С этого времени Саша стал к отцу холоднее, и, несмотря на то что родные и знакомые Ивана Алексеевича были к нему внимательны, как бы и к законному сыну, он чувствовал себя чуждым в том кругу, в котором был поставлен не по праву, а по обстоятельствам.

Когда же Иван Алексеевич начал капризно ограничивать и сдерживать его, Саша, привыкнувши ничем не стесняться и выполнять свою волю, стал от него отдаляться. Впоследствии у него проявились с отцом разногласия во взглядах и убеждениях, и хотя убеждения Ивана Алексеевича оправдывались на деле, стремления даровитого отрока при каждом удобном случае выступали свежо и полно жизни.

Отклонившись от круга аристократического, Саша приблизился к народу — стал сочувствовать всему лишенному каких бы ни было прав и ставить в укор высшему кругу преимущества, которыми он пользовался исключительно.

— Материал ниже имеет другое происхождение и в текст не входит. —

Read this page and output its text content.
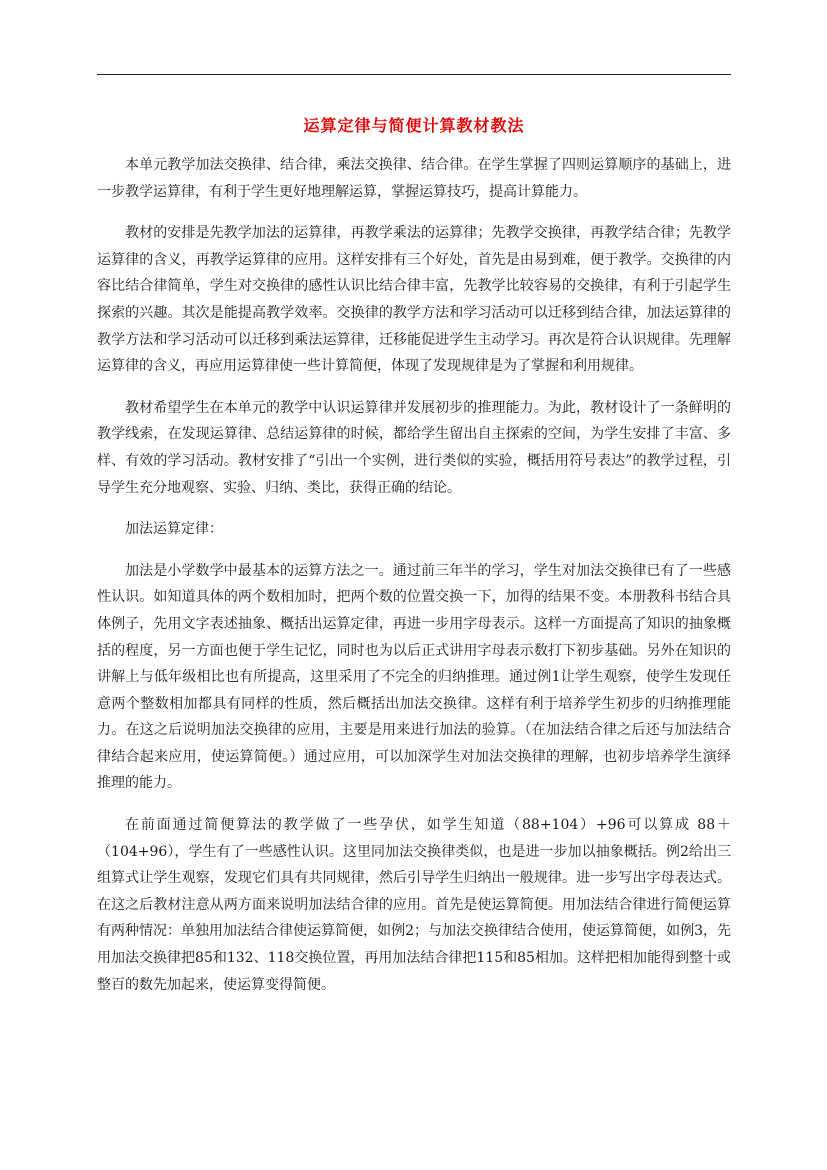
运算定律与简便计算教材教法

本单元教学加法交换律、结合律，乘法交换律、结合律。在学生掌握了四则运算顺序的基础上，进一步教学运算律，有利于学生更好地理解运算，掌握运算技巧，提高计算能力。

教材的安排是先教学加法的运算律，再教学乘法的运算律；先教学交换律，再教学结合律；先教学运算律的含义，再教学运算律的应用。这样安排有三个好处，首先是由易到难，便于教学。交换律的内容比结合律简单，学生对交换律的感性认识比结合律丰富，先教学比较容易的交换律，有利于引起学生探索的兴趣。其次是能提高教学效率。交换律的教学方法和学习活动可以迁移到结合律，加法运算律的教学方法和学习活动可以迁移到乘法运算律，迁移能促进学生主动学习。再次是符合认识规律。先理解运算律的含义，再应用运算律使一些计算简便，体现了发现规律是为了掌握和利用规律。

教材希望学生在本单元的教学中认识运算律并发展初步的推理能力。为此，教材设计了一条鲜明的教学线索，在发现运算律、总结运算律的时候，都给学生留出自主探索的空间，为学生安排了丰富、多样、有效的学习活动。教材安排了“引出一个实例，进行类似的实验，概括用符号表达”的教学过程，引导学生充分地观察、实验、归纳、类比，获得正确的结论。

加法运算定律：

加法是小学数学中最基本的运算方法之一。通过前三年半的学习，学生对加法交换律已有了一些感性认识。如知道具体的两个数相加时，把两个数的位置交换一下，加得的结果不变。本册教科书结合具体例子，先用文字表述抽象、概括出运算定律，再进一步用字母表示。这样一方面提高了知识的抽象概括的程度，另一方面也便于学生记忆，同时也为以后正式讲用字母表示数打下初步基础。另外在知识的讲解上与低年级相比也有所提高，这里采用了不完全的归纳推理。通过例1让学生观察，使学生发现任意两个整数相加都具有同样的性质，然后概括出加法交换律。这样有利于培养学生初步的归纳推理能力。在这之后说明加法交换律的应用，主要是用来进行加法的验算。（在加法结合律之后还与加法结合律结合起来应用，使运算简便。）通过应用，可以加深学生对加法交换律的理解，也初步培养学生演绎推理的能力。

在前面通过简便算法的教学做了一些孕伏，如学生知道（88+104）+96可以算成 88＋（104+96），学生有了一些感性认识。这里同加法交换律类似，也是进一步加以抽象概括。例2给出三组算式让学生观察，发现它们具有共同规律，然后引导学生归纳出一般规律。进一步写出字母表达式。在这之后教材注意从两方面来说明加法结合律的应用。首先是使运算简便。用加法结合律进行简便运算有两种情况：单独用加法结合律使运算简便，如例2；与加法交换律结合使用，使运算简便，如例3，先用加法交换律把85和132、118交换位置，再用加法结合律把115和85相加。这样把相加能得到整十或整百的数先加起来，使运算变得简便。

Настроение это поддерживалось в нем ропотом прислуги, деспотизмом отца, картиной печального положения крестьян, которое он видал во время своего летнего пребывания в деревне. Злоупотребления приказчиков, управляющих, конторщиков доводили его чуть не до обморока; обращаясь к отцу, он настоятельно просил, чтобы все злоупотребления были уничтожены.

Каждый год, к масленице, приезжали в Москву с оброком крестьяне Ивана Алексеевича из его керенского именья. Оброк они платили не деньгами, а натурой. С огромным обозом муки, крупы, масла, мерзлых свиней, поросят, гусей и прочей живности являлись они на барский двор. Шкун, крестьянин Ивана Алексеевича — на оброке, которому поручалось делать закупки для дома и ревизовать именья, назначался для ревизии и приема керенских съестных запасов вместе с писарем Епифанычем. Саша, слыша, что Шкун при приеме берет с крестьян взятки, сам являлся стеречь сдачу провизии и говорил крестьянам, чтобы они ни Шкуну, и никому ничего не давали. Крестьяне ему кланялись, благодарили, а затем все приказчики и вся дворня объедалась жареными гусями и поросятами. Когда керенский староста, сдавши оброк, являлся к Ивану Алексеевичу и, дрожа от страха, останавливался у дверей в ожидании квитанции в правильной сдаче оброка и барских приказаний, Саша не выходил из комнаты отца в продолжение всей аудиенции и с тем же жаром, с каким защищал от грабежа керенскую провизию, заступался за старосту, когда после трехчасовой, доводящей до истомы, нотации Иван Алексеевич, выдавая квитанцию, за возможные случиться провинности грозился старосте обрить бороду; а староста не помня себя от страха кланялся ему в ноги, умоляя о помиловании.